Use a higher grinding wheel speed than for carbon steel to improve performance.

But on the other hand, too high a grinding speed will make the wheel clogging.

Practice has proved that the grinding speed to not more than 25m / s is appropriate.

Grinding depth:

Should be slightly smaller than when grinding ordinary carbon steel.

For rough grinding, choose 0.02–0.05mm; for fine grinding, choose 0.005–0.01mm.

Feed:

External grinding depth: rough (1/6–1/4)B, fine (1/10–1/8)B; use larger values for less rigid workpieces.

For internal grinding, use (1/4–1/3) B rough and (1/8–1/6) B fine; choose larger values for shallow holes.

Choosing the Grinding Fluid

The use of emulsions containing extreme pressure additives can achieve higher surface quality.

Microemulsion cutting fluid is a new water-based extreme pressure fluid ideal for grinding stainless steel.

Machining examples of SUS321 stainless steel

SUS321 stainless steel has a wide range of uses, and there are many examples of cutting processing.

Here are only a few processing examples for reference.

Turning processing

Workpiece 900×720mm, processed with YG8 carbide tool; γ0=15–18°, α0=6–8°, κ_r=75°, λ_s=-5–8°.

The cutting dosage is V_c=28m/min, a_p=0∙3-0∙5mm, f=0∙16mm/r.

One tool needs 28 sharpenings for fine-turning, leaving obvious tool marks.

YG8N tools at 42.4 m/min need 5 grindings for 3.2 μm R_a and minimal marks.

Thread turning

The thread specification is M20×2∙5. It is processed by YG8 carbide tool:

V_c = 10m ／ min f = 2 ∙ 5mm / r a_p = 0 ∙ 3-0 ∙ 4mm tool sharpening a processing can not be a piece.
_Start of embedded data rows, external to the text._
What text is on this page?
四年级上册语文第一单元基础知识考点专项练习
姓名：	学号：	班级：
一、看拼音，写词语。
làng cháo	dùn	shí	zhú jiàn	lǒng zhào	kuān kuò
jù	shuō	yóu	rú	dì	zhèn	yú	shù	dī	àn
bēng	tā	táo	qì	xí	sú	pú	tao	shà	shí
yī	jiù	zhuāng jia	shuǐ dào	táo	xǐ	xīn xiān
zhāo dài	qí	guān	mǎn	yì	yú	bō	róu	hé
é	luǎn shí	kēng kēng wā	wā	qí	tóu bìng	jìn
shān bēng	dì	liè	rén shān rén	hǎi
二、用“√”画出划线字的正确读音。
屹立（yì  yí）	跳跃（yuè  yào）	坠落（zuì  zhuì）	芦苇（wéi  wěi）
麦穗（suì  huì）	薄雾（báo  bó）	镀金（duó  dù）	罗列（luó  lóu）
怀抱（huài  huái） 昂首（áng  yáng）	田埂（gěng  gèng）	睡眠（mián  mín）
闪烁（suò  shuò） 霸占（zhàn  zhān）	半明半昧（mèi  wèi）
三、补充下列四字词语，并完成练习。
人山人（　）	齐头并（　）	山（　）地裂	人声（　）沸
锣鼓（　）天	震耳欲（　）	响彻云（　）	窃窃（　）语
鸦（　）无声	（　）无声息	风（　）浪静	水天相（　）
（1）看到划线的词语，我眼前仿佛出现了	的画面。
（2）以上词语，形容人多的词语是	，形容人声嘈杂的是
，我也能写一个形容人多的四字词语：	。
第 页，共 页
813 carbide tools at 36 m/min double efficiency and tool life, cutting over two parts per grind.

Milling plane

Cutting amount: V_c = 90-100m/min a_p = 3-4mm f_z = 0-15mm/z.

The indexable end milling cutter is used.

The cutter material is YW4, and the geometric parameters of the cutter are: γ0 = 5° α0 = 8° κ_r = 75° λ_s = 5°.

Tool endurance is 41min.

Boring processing

The tool material is YG6 and YG10H carbide respectively.

Geometric parameters of the tool: γ0 = 20° α0 = 8° κ_r = 75° λ_s = -3°.

Cutting dosage: V_c = 20m/min a_p = 3mm f = 0∙32mm/r.

Under the same conditions, YG6 tool lasts 15 min with poor chip breakage and sticking.

the durability of YG10H tool is 60min with good cutting quality.

Conclusion

Processing practice has proved that the basic principle of cutting stainless steel materials is:

Use tough, sharp tools with optimized geometry, proper cutting parameters, and coolant.

Optimize cutting parameters to enhance quality, cut costs, and increase efficiency.